В понедельник утром юркий буксир сделал очередной рейс, доставив на борт «Горького» передовую бригаду Виктора Скоробогатько, вооруженную электрическими талями, мощными дизельными насосами с фильтрами ила и песка, а также обычными такелажными инструментами: баграми, лопатами, носилками. Им предстояло расчистить трюмы, откачать воду и проверить состояние бортов ниже ватерлинии. При положительной оценке планировалось отбуксировать бывший лайнер в левобережный залив Ковш, где и порезать на куски. Если состояние обшивки окажется неудовлетворительным, резать придется прямо на месте.
— Ни шиша тут с буксировкой не выгорит, точно говорю…
Низкорослый и юркий, как креветка, рабочий в брезентовой робе подошел к дыре в палубе, зияющей на месте трубы. Посмотрел и сплюнул вниз.
— Там и днища нет, акватория видна. Весь Дон выкачивать придется! На фига козе баян? Надо сразу резать. Зачем зря корячиться?
— А ты представь, что это свежая поллитра, — посоветовал ему немолодой бригадир — суровый портовый бобер с грубым, изборожденным морщинами лицом. Он был человеком старой закалки, до сих пор хранил членский билет КПСС и участвовал во всех коммунистических демонстрациях.
— Выкачаешь и еще попросишь.
— Это если с закуской, то да! — усмехнулся низкорослый.
— Будет там тебе закуска, не боись… Вона…
Словно в подтверждение этих слов по носовой надстройке пробежала огромная черная крыса. Низкорослый подобрал болт, швырнул в нее — не попал. Даже не ускорив ход, крыса спокойно перебежала на нижнюю палубу.
— Еть мать. Их тут тыщи тыщные! — вздохнул кто-то. — Доплачивать надо…

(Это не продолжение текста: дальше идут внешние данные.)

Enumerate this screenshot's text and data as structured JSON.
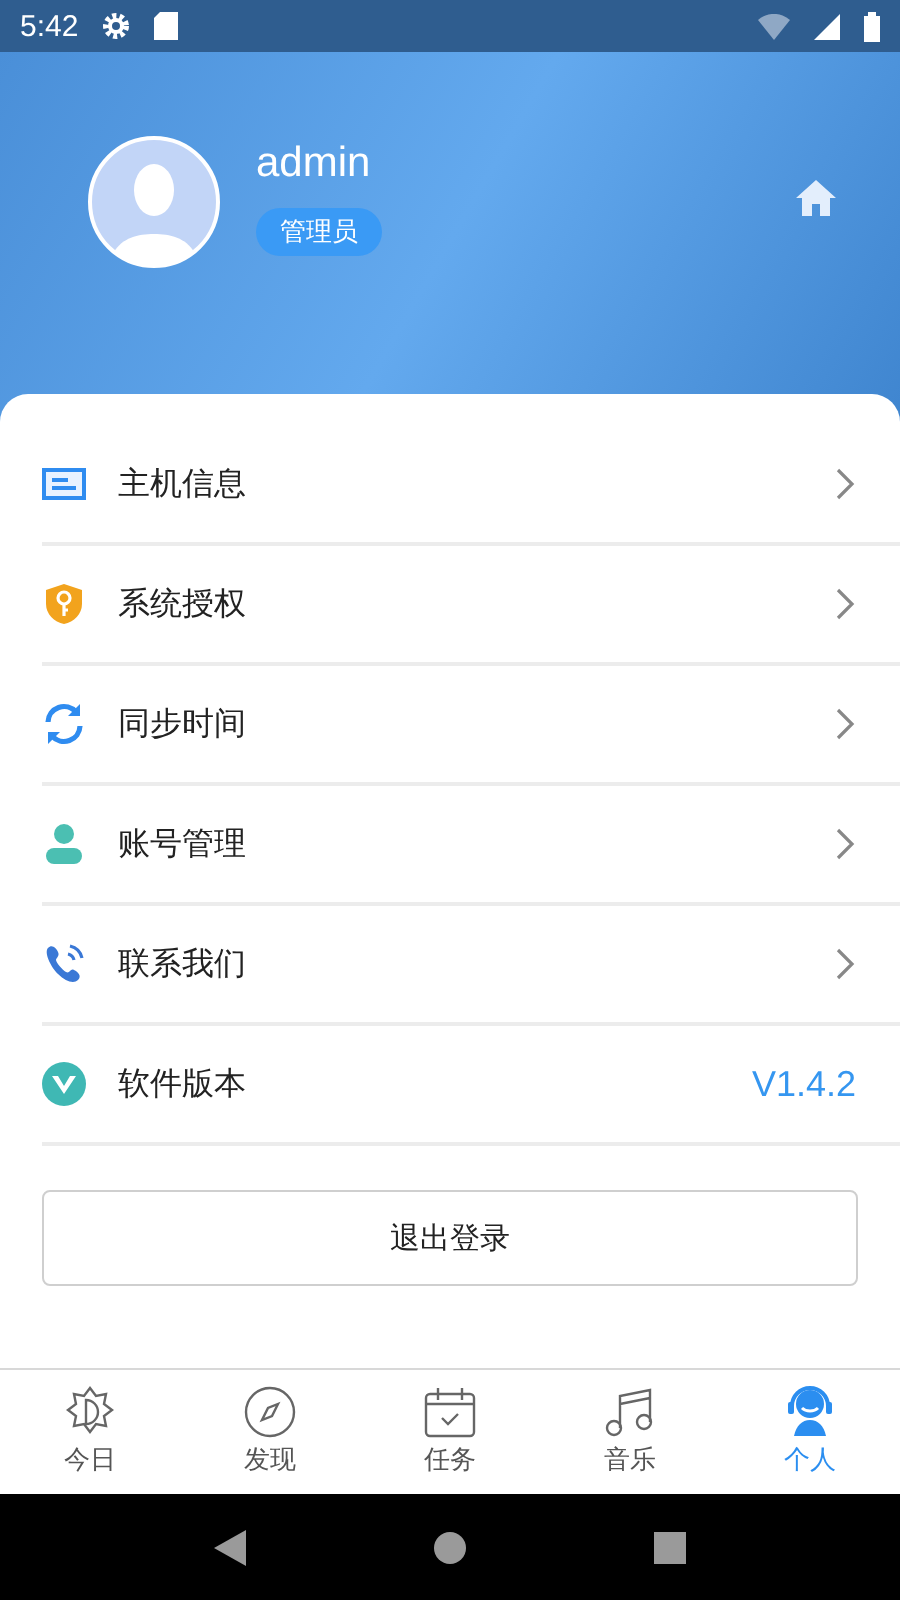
{
  "status_bar": {
    "time": "5:42"
  },
  "profile": {
    "username": "admin",
    "role": "管理员"
  },
  "menu": [
    {
      "label": "主机信息",
      "kind": "link"
    },
    {
      "label": "系统授权",
      "kind": "link"
    },
    {
      "label": "同步时间",
      "kind": "link"
    },
    {
      "label": "账号管理",
      "kind": "link"
    },
    {
      "label": "联系我们",
      "kind": "link"
    },
    {
      "label": "软件版本",
      "kind": "value",
      "value": "V1.4.2"
    }
  ],
  "logout_button": "退出登录",
  "tabs": [
    {
      "label": "今日",
      "selected": false
    },
    {
      "label": "发现",
      "selected": false
    },
    {
      "label": "任务",
      "selected": false
    },
    {
      "label": "音乐",
      "selected": false
    },
    {
      "label": "个人",
      "selected": true
    }
  ]
}
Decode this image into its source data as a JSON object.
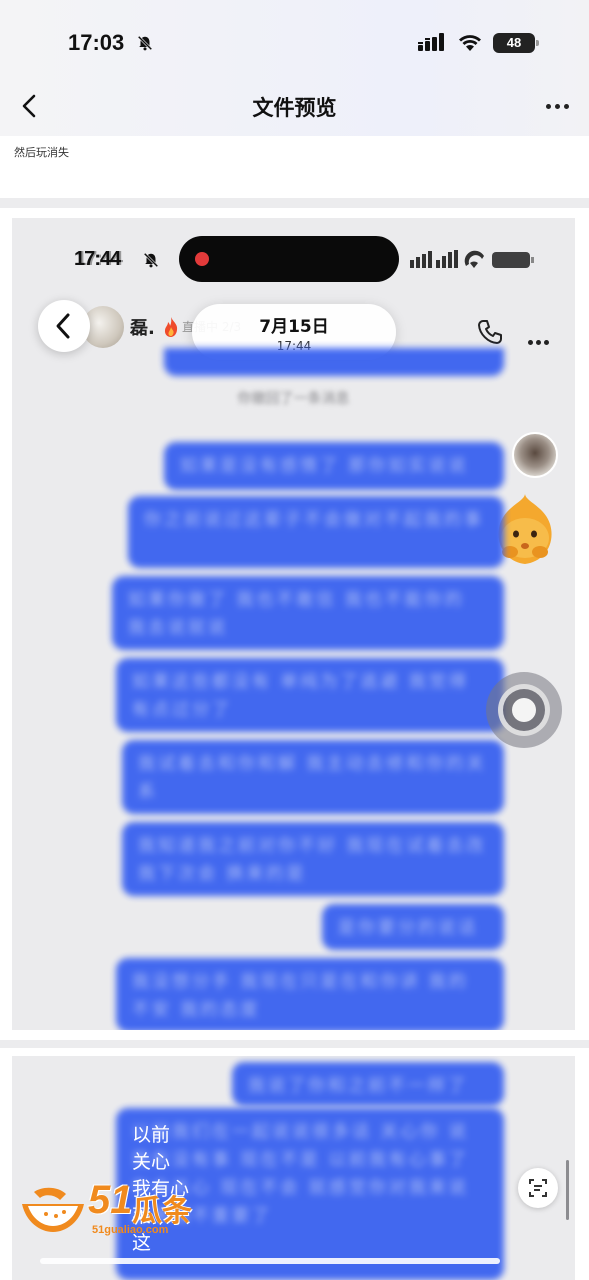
{
  "status_bar": {
    "time": "17:03",
    "battery": "48"
  },
  "nav": {
    "title": "文件预览"
  },
  "page1": {
    "trailing_text": "然后玩消失"
  },
  "screenshot": {
    "status_time": "17:44",
    "contact_name": "磊.",
    "contact_sub": "直播中 2/3",
    "date_main": "7月15日",
    "date_sub": "17:44",
    "recall_notice": "你撤回了一条消息",
    "blurred_bubbles": [
      "如果是没有感情了 那你如实说说",
      "你之前说过这辈子不会做对不起我的事",
      "如果你做了 我也不敢信 我也不能你的 我去说就说",
      "如果这些都没有 单纯为了逃避 我觉得有点过分了",
      "我试着去和你和解 我主动去修和你的关系",
      "我知道我之前对你不好 我现在试着去改 我下次会 换来的是",
      "是你要分的说话",
      "我没想分手 我现在只是在和你讲 我的不安 我的态度"
    ]
  },
  "page3": {
    "blurred_bubbles": [
      "我说了你和之前不一样了",
      "以前我们在一起说说很多话 关心你 说我有没有事 现在不是 以前我有心事了 你会关心 现在不会 就感觉你对我来说越来越不重要了"
    ],
    "clear_text_lines": [
      "以前",
      "关心",
      "我有心",
      "莱...",
      "这"
    ]
  },
  "watermark": {
    "number": "51",
    "brand": "瓜条",
    "url": "51gualiao.com"
  },
  "colors": {
    "bubble": "#3a62f0",
    "accent": "#f08a1e"
  }
}
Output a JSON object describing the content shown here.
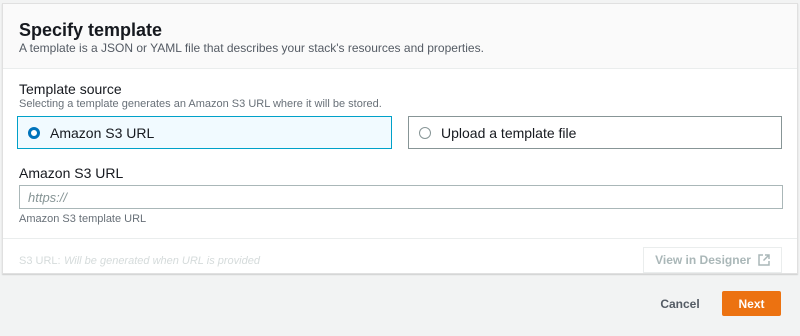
{
  "panel": {
    "title": "Specify template",
    "description": "A template is a JSON or YAML file that describes your stack's resources and properties."
  },
  "template_source": {
    "label": "Template source",
    "description": "Selecting a template generates an Amazon S3 URL where it will be stored.",
    "options": [
      {
        "label": "Amazon S3 URL",
        "selected": true
      },
      {
        "label": "Upload a template file",
        "selected": false
      }
    ]
  },
  "s3_url_field": {
    "label": "Amazon S3 URL",
    "placeholder": "https://",
    "value": "",
    "hint": "Amazon S3 template URL"
  },
  "s3_url_footer": {
    "label": "S3 URL:",
    "value": "Will be generated when URL is provided"
  },
  "designer_button": {
    "label": "View in Designer",
    "icon": "external-link-icon"
  },
  "actions": {
    "cancel": "Cancel",
    "next": "Next"
  },
  "colors": {
    "accent": "#ec7211",
    "selected_border": "#00a1c9",
    "radio": "#0073bb"
  }
}
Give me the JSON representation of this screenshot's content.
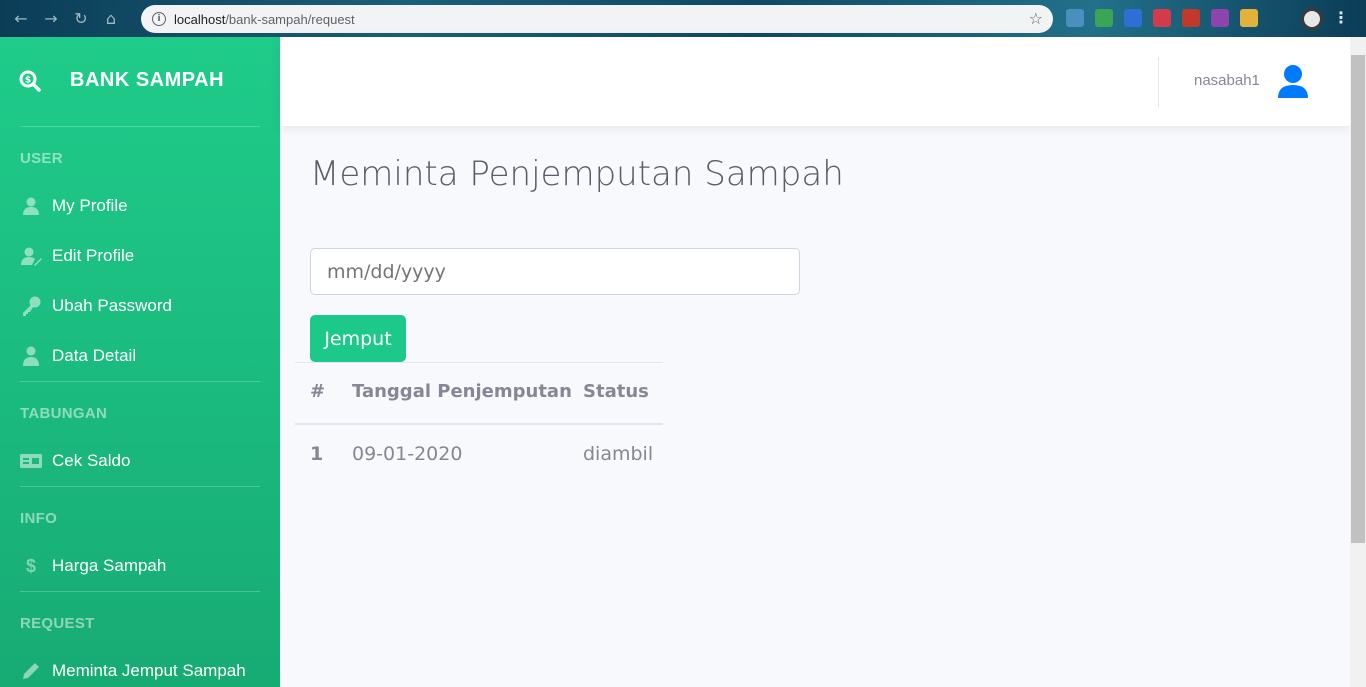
{
  "browser": {
    "url_host": "localhost",
    "url_path": "/bank-sampah/request",
    "ext_colors": [
      "#4b8fbf",
      "#3aa655",
      "#2e6fd6",
      "#d33a4a",
      "#c0392b",
      "#8e44ad",
      "#e2b33a"
    ]
  },
  "sidebar": {
    "brand": "BANK SAMPAH",
    "sections": {
      "user": "USER",
      "tabungan": "TABUNGAN",
      "info": "INFO",
      "request": "REQUEST"
    },
    "items": {
      "my_profile": "My Profile",
      "edit_profile": "Edit Profile",
      "ubah_password": "Ubah Password",
      "data_detail": "Data Detail",
      "cek_saldo": "Cek Saldo",
      "harga_sampah": "Harga Sampah",
      "meminta_jemput": "Meminta Jemput Sampah"
    },
    "icons": {
      "brand": "search-dollar-icon",
      "my_profile": "user-icon",
      "edit_profile": "user-edit-icon",
      "ubah_password": "key-icon",
      "data_detail": "user-tie-icon",
      "cek_saldo": "id-card-icon",
      "harga_sampah": "dollar-icon",
      "meminta_jemput": "pencil-icon"
    }
  },
  "topbar": {
    "username": "nasabah1"
  },
  "main": {
    "title": "Meminta Penjemputan Sampah",
    "date_placeholder": "mm/dd/yyyy",
    "submit_label": "Jemput",
    "table": {
      "headers": [
        "#",
        "Tanggal Penjemputan",
        "Status"
      ],
      "rows": [
        [
          "1",
          "09-01-2020",
          "diambil"
        ]
      ]
    }
  },
  "colors": {
    "accent": "#1cc88a",
    "avatar": "#007bff",
    "text_muted": "#858796"
  }
}
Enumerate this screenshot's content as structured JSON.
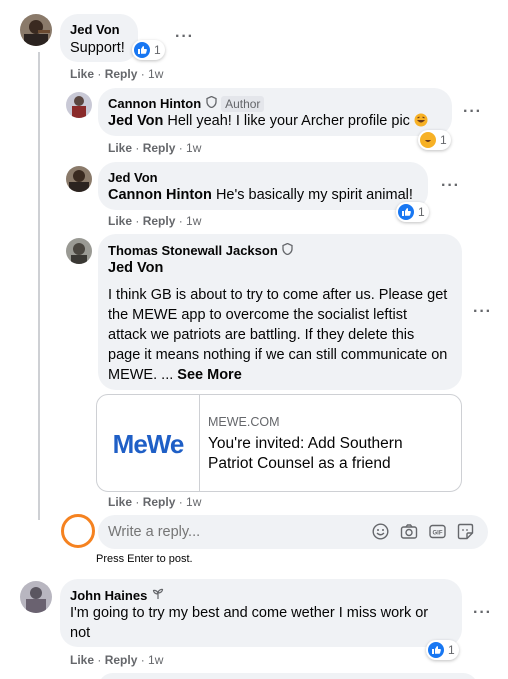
{
  "comments": [
    {
      "author": "Jed Von",
      "text": "Support!",
      "reaction_count": "1",
      "actions": {
        "like": "Like",
        "reply": "Reply",
        "time": "1w"
      }
    },
    {
      "author": "Cannon Hinton",
      "author_badge": "Author",
      "tag": "Jed Von",
      "text": "Hell yeah! I like your Archer profile pic",
      "reaction_count": "1",
      "actions": {
        "like": "Like",
        "reply": "Reply",
        "time": "1w"
      }
    },
    {
      "author": "Jed Von",
      "tag": "Cannon Hinton",
      "text": "He's basically my spirit animal!",
      "reaction_count": "1",
      "actions": {
        "like": "Like",
        "reply": "Reply",
        "time": "1w"
      }
    },
    {
      "author": "Thomas Stonewall Jackson",
      "tag": "Jed Von",
      "text": "I think GB is about to try to come after us. Please get the MEWE app to overcome the socialist leftist attack we patriots are battling. If they delete this page it means nothing if we can still communicate on MEWE. ...",
      "see_more": "See More",
      "link": {
        "logo": "MeWe",
        "domain": "MEWE.COM",
        "title": "You're invited: Add Southern Patriot Counsel as a friend"
      },
      "actions": {
        "like": "Like",
        "reply": "Reply",
        "time": "1w"
      }
    },
    {
      "author": "John Haines",
      "text": "I'm going to try my best and come wether I miss work or not",
      "reaction_count": "1",
      "actions": {
        "like": "Like",
        "reply": "Reply",
        "time": "1w"
      }
    }
  ],
  "reply_box": {
    "placeholder": "Write a reply...",
    "hint": "Press Enter to post."
  },
  "colors": {
    "bubble": "#f0f2f5",
    "like_blue": "#1877f2",
    "highlight_circle": "#f58220",
    "meta_gray": "#65676b"
  }
}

— Хватит канючину разводить! — прикрикнул бригадир. — Разболтались… Все по местам, работать надо!
Трое рабочих, включая низкорослого, спустились вниз, в машинное отделение. Бригадир с помощником установили над черной дырой таль, спустили помпу и поддон с инструментами. Снизу раздавался плеск и разносимая эхом ругань. Потом затарахтел дизель, из толстого, переброшенного через борт брезентового рукава полилась мутная, застоявшаяся вода.
— Я слыхал, что все из-за этой лайбы затеяли, — сказал помощник во время перекура. — Подлатают, покрасят и пустят плавать, типа плавучего ресторана…
Бригадир молча жевал крестообразно сплюснутый мундштук папиросы.
— Вот мы сейчас тут жилы рвем, а через год на этом самом месте какой-нибудь богатый хмырь с классными телками будет коньяк жрать, — с недобрым прищуром продолжал помощник. — Представляешь?
— Нет, — мотнул головой бригадир. — Не представляю. Не будет никакого ресторана.
— Почему?
— По кочану. Здесь люди погибли. Триста человек в одну минуту. Вот на этом самом месте. Корабль этот проклятый, никто копейки в него не вложит… Один путь — на металлолом.
Бригадир посмотрел на помощника.
— Ну, чего пасть открыл? — проворчал он. — В 83-м эта посудина на полном ходу в Ульяновский мост въехала, в шестую арку, где только буксиру пройти и можно. Весь верх снесло. Вместе с открытой палубой и рубкой, со всем… А народ, что там веселился, так и размазало. И трубу эту…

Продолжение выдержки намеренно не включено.